Araq is always 11 moves ahead of everyone else. But this is an advocacy issue, 
to answer people whining about Nim's syntax - keeping something secret isn't 
how advertising usually works. 

> skin (parsing?) -> AST intermediate syntax -> backend (c, c++, ObjC, JS, 
> LLVM, ...)

That's the idea.

We should have tutorials showing how to fork and tweak Nim skins and get people 
excited about this possibility. Each skin will appeal to a different target 
audience and encourage them to be a part of the common Nim ecosystem, sharing 
the same nimble packages, etc.

* * *

There is a design problem in the FLOSS ecosystems today: the bloat caused by 
the proliferation of different incompatible runtimes.
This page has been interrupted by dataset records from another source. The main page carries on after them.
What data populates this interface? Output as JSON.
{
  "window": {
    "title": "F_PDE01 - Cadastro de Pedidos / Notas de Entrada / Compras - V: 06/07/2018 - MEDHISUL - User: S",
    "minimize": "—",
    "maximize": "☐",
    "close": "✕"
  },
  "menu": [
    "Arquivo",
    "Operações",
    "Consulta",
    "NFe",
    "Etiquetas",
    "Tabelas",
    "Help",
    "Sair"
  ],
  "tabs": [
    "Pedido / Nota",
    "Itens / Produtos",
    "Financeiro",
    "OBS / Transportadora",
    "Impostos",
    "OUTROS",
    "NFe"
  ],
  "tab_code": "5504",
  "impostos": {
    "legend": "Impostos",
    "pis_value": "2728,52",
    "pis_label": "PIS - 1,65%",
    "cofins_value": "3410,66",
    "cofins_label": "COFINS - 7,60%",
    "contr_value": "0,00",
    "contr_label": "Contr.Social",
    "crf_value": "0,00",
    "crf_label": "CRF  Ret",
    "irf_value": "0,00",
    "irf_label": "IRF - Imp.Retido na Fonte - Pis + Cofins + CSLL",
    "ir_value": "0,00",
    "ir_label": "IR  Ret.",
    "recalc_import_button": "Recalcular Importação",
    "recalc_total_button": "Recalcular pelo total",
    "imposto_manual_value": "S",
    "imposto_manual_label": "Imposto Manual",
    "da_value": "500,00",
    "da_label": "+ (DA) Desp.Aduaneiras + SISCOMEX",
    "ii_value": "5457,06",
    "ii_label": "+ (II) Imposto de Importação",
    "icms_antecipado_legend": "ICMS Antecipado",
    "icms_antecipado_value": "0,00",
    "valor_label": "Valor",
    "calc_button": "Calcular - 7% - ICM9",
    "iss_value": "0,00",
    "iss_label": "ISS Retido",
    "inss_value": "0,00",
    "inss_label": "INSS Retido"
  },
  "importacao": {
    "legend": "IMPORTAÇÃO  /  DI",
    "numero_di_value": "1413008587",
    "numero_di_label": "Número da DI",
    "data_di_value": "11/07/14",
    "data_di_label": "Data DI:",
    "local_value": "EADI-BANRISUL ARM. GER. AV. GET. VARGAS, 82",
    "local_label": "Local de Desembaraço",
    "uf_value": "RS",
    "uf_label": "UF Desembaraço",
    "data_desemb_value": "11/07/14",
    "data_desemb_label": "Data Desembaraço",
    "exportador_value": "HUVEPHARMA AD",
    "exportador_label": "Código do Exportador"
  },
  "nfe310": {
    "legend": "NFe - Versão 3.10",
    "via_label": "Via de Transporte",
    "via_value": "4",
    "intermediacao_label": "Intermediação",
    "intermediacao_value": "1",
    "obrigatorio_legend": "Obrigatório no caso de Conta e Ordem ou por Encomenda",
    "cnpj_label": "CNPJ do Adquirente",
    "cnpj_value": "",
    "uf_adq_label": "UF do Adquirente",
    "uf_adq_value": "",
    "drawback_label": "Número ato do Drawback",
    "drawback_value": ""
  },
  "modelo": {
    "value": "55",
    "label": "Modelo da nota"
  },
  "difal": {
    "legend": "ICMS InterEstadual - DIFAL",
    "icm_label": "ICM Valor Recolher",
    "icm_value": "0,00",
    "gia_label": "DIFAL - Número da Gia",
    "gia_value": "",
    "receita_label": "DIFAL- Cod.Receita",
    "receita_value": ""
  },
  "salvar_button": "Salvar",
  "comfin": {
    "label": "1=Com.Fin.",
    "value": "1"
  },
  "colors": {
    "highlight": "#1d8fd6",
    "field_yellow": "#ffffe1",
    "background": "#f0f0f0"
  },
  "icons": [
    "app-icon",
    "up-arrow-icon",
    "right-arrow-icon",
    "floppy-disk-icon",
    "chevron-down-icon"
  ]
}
This is especially bad 
among scripting languages - since everyone wants to use their favorite, usually 
for very superficial reasons.

One guy [writes](http://www.lispcast.com/the-heart-of-unix): "I must have 
compilers or interpreters for 30 languages on my machine. Maybe more." Wow! 
Some people don't see bloat as a problem, but it is. That's a lot of 
duplication of effort, added complexity, added learning curve for someone who 
wants to understand the whole system, and added attack surface for security 
vulnerabilities!

In the Microsoft ecosystem there's CLR.NET, and in Android (and many other 
corporate cathedrals) there's the Java platform. People who don't like the Java 
language can use Kotlin, Groovy, Scala, Clojure, 
[etc](https://en.wikipedia.org/wiki/List_of_JVM_languages) \- without 
fragmenting the ecosystem and causing additional bloat.

I see Nim as the ideal userland language for a well-designed lean system, a 
future [copyfree](http://copyfree.org/standard/) answer to Ubuntu desktop or 
Android. But syntax arguments are perhaps the biggest barrier to being able to 
get everyone on the same page for such a project.